Je ziet ze dagelijks voor de klas; docenten. En je hebt natuurlijk je mening klaar over wie goed is en wie niet. Heb je er ooit wel eens bij stilgestaan wat maakt dat een docent goed is?
Lesgeven is een vak apart. Je moet niet alleen goed zijn in je vakgebied, maar je moet het ook nog geloofwaardig over kunnen brengen, de klas aan je binden en zorgen voor rust. En dat terwijl 30 leerlingen eigenlijk geen zin in je les hebben. Ze gaan liever chillen.

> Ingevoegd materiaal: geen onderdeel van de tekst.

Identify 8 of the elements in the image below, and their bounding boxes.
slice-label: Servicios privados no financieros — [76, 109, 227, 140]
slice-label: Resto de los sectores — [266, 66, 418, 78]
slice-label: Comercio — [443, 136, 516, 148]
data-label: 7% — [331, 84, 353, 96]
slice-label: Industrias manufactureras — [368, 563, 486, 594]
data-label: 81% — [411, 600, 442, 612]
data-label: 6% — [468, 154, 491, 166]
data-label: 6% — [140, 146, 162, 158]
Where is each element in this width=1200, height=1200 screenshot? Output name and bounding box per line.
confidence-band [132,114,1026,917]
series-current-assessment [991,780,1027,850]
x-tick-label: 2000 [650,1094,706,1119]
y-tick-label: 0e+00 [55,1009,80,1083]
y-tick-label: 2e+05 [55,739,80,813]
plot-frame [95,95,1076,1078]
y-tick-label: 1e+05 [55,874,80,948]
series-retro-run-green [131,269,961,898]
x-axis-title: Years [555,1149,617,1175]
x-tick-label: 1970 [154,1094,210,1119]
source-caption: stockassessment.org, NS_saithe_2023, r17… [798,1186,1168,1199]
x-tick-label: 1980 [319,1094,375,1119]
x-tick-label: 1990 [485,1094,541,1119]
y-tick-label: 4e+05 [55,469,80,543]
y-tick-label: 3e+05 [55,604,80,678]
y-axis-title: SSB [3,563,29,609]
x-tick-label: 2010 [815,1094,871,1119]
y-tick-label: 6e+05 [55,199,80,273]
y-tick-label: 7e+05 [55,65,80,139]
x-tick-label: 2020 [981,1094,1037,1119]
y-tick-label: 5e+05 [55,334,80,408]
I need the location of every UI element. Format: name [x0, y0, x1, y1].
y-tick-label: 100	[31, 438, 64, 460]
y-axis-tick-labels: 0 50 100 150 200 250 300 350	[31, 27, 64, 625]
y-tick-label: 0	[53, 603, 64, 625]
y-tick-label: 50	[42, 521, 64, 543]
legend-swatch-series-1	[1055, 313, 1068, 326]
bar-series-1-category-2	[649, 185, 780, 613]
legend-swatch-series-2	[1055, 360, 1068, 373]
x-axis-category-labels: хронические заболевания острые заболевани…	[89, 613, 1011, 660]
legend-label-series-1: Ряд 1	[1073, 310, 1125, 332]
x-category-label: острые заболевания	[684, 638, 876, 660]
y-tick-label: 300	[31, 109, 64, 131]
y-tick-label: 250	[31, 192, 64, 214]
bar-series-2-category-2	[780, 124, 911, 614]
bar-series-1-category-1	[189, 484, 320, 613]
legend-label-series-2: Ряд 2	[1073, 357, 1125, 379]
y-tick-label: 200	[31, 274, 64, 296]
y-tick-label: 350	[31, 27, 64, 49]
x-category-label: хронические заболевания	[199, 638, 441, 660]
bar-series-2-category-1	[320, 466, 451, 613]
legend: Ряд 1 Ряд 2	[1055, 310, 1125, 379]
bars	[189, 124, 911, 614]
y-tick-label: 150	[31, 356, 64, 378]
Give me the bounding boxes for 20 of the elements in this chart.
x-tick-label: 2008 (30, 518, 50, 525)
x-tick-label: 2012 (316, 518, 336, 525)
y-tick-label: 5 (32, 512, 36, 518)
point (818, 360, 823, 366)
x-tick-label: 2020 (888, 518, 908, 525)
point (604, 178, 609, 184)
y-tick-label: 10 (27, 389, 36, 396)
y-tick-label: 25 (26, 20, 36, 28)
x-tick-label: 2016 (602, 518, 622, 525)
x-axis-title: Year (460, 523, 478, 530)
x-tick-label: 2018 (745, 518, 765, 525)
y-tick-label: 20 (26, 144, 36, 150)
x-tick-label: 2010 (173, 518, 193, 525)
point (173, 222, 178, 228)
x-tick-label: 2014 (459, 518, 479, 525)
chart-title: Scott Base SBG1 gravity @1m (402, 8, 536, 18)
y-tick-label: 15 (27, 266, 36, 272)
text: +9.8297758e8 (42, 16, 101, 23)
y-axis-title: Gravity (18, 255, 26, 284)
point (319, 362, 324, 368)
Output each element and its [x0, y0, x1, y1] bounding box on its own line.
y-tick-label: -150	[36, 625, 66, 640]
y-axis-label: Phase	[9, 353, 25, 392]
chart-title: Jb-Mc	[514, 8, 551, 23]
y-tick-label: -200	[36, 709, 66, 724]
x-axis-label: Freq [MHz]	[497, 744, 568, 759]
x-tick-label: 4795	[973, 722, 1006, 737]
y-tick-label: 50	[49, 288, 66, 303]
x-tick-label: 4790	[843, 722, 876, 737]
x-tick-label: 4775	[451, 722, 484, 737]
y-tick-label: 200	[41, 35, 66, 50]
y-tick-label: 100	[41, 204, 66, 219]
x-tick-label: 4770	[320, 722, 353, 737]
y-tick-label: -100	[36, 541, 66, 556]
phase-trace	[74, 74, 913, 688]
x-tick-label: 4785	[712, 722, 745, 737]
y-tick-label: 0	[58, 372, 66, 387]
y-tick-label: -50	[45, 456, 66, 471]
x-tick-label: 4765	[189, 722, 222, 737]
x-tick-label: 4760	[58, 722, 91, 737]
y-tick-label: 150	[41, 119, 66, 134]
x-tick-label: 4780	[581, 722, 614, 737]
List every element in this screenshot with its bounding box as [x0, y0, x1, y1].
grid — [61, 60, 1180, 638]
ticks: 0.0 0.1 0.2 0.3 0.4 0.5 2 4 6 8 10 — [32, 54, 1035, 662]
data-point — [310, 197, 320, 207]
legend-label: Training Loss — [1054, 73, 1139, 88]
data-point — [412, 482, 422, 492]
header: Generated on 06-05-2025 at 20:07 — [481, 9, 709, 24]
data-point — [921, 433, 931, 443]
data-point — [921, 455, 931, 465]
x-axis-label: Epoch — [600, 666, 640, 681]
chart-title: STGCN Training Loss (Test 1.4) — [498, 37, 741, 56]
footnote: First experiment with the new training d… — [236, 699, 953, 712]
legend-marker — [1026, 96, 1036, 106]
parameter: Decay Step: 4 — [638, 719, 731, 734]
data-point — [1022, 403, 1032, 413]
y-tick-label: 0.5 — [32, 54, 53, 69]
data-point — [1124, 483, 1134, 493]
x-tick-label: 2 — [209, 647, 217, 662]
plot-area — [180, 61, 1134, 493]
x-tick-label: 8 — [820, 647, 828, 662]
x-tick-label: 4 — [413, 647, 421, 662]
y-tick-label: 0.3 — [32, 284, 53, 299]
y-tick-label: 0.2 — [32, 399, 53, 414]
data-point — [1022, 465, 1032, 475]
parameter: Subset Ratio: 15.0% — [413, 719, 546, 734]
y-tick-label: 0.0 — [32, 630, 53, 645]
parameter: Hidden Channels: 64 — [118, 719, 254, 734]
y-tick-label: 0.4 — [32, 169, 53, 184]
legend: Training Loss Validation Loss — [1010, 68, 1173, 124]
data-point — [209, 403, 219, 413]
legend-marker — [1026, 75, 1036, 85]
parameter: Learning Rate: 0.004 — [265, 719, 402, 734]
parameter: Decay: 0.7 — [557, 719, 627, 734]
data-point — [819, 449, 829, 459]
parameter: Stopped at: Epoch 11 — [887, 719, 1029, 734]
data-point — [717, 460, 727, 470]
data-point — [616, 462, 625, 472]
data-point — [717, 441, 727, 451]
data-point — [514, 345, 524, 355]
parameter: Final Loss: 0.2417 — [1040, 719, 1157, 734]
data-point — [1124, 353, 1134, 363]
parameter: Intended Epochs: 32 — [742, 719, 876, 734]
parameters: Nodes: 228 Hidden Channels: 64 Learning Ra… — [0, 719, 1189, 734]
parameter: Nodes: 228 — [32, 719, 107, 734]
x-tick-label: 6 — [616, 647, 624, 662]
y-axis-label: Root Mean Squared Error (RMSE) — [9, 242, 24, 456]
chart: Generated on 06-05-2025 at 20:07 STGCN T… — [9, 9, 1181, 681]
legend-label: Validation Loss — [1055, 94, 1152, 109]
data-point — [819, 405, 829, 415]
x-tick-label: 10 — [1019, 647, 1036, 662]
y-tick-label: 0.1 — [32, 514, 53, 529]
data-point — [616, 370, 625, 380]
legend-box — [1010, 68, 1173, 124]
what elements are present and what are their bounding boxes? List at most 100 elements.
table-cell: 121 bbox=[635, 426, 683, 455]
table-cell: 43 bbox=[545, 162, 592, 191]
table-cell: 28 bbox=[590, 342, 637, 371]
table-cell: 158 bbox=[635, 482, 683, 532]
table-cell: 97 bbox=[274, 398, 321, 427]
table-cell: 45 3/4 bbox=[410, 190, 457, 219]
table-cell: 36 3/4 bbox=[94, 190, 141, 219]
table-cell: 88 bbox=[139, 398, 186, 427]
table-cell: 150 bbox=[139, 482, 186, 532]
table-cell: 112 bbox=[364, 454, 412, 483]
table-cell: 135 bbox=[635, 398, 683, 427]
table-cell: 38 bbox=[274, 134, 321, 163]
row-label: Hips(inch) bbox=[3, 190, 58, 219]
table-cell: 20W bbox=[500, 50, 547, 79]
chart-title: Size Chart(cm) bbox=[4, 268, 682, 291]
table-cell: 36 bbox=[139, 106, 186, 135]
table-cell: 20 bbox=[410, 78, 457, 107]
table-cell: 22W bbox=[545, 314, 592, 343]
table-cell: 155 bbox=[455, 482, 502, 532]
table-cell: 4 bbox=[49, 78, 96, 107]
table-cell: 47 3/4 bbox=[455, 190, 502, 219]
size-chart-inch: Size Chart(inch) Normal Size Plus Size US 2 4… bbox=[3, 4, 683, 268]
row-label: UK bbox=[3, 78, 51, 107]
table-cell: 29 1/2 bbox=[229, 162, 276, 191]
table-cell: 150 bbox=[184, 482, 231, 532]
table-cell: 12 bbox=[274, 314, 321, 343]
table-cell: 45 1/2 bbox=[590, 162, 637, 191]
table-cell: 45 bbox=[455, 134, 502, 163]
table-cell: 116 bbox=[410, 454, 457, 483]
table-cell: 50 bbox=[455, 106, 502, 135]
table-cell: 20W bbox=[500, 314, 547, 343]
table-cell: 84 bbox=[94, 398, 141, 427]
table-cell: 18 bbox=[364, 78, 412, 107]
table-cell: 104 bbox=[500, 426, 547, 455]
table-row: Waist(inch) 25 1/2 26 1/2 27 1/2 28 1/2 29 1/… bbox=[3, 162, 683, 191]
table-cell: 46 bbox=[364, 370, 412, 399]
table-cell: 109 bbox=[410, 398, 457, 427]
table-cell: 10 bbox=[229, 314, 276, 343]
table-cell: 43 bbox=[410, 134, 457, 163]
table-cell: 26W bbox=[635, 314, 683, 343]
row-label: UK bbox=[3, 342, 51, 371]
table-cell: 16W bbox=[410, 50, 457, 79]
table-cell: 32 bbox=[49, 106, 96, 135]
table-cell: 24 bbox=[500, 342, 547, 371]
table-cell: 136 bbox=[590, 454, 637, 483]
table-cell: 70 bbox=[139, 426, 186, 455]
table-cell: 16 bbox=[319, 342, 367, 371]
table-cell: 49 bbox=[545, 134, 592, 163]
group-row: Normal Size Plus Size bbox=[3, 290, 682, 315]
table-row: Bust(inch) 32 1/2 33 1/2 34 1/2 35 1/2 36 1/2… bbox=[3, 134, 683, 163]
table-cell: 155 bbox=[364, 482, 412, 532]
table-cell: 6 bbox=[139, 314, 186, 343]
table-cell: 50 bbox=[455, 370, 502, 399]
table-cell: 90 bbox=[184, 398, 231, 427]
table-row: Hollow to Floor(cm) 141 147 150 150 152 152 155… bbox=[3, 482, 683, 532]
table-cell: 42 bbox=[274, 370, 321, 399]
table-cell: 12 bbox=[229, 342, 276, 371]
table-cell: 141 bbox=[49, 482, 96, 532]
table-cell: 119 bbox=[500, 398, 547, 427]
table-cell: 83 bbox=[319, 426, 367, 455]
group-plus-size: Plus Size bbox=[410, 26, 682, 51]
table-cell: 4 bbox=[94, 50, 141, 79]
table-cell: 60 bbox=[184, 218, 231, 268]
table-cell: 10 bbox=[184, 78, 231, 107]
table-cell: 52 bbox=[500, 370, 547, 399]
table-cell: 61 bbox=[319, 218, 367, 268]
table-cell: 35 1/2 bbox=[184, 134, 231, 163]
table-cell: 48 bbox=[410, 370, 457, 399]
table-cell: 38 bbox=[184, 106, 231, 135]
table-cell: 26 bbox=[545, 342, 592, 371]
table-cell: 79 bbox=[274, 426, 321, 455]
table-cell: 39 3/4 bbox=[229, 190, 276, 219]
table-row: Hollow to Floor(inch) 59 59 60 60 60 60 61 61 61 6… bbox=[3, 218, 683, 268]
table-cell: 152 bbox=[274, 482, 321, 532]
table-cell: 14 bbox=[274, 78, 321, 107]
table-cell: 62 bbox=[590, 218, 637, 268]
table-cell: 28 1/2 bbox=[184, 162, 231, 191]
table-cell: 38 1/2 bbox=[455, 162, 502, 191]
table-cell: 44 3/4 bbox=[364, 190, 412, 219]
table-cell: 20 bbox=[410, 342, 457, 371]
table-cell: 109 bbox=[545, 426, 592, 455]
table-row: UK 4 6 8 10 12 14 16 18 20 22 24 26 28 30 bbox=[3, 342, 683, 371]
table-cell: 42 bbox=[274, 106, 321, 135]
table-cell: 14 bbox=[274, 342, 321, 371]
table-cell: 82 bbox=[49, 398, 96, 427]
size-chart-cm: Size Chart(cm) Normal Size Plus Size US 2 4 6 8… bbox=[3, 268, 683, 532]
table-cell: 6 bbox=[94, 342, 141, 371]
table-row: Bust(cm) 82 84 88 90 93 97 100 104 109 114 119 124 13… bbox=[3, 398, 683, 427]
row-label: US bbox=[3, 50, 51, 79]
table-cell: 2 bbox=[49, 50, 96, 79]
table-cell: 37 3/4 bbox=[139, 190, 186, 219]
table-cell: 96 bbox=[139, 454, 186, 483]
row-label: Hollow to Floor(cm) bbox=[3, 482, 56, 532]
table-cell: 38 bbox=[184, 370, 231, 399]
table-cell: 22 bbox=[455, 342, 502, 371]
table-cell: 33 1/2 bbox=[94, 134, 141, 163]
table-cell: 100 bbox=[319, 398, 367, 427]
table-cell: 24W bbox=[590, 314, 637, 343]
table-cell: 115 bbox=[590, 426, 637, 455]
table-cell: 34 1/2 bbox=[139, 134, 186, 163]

En dan moet je ook nog een rolmodel zijn. De docent geeft het goede voorbeeld. Ontfermt zich over diegenen die het nodig hebben en bestraft anderen die de regels overtreden. Niet alleen de regels in de klas, maar ook die op school en in de maatschappij. De eigen emoties mogen niet naar voren komen.
In dit klimaat geeft een docent les. Of het nu op in het basis of voortgezet onderwijs is. Een vakgebied waar je altijd bezig bent meerdere dingen tegelijkertijd. Kennis en vaardigheden overdracht, het uiterste uit iemand halen, de klas onder controle houden en een voorbeeld zijn. Na de les moeten lessen voorbereid worden en overlegd worden met andere docenten. Het werk is bijna nooit klaar. Maar als het allemaal lukt, dan heb je eer op je werk en iemand geholpen om zijn toekomst vorm te geven.
Het onderwijs kan je geven op verschillende scholen:
Basis Onderwijs: lesgeven aan de kinderen op de basisschool. Alle vakken aan 1 klas.
Voortgezet Onderwijs: lesgeven in 1 vak aan meerdere klassen per dag op vmbo, havo, vwo of mbo.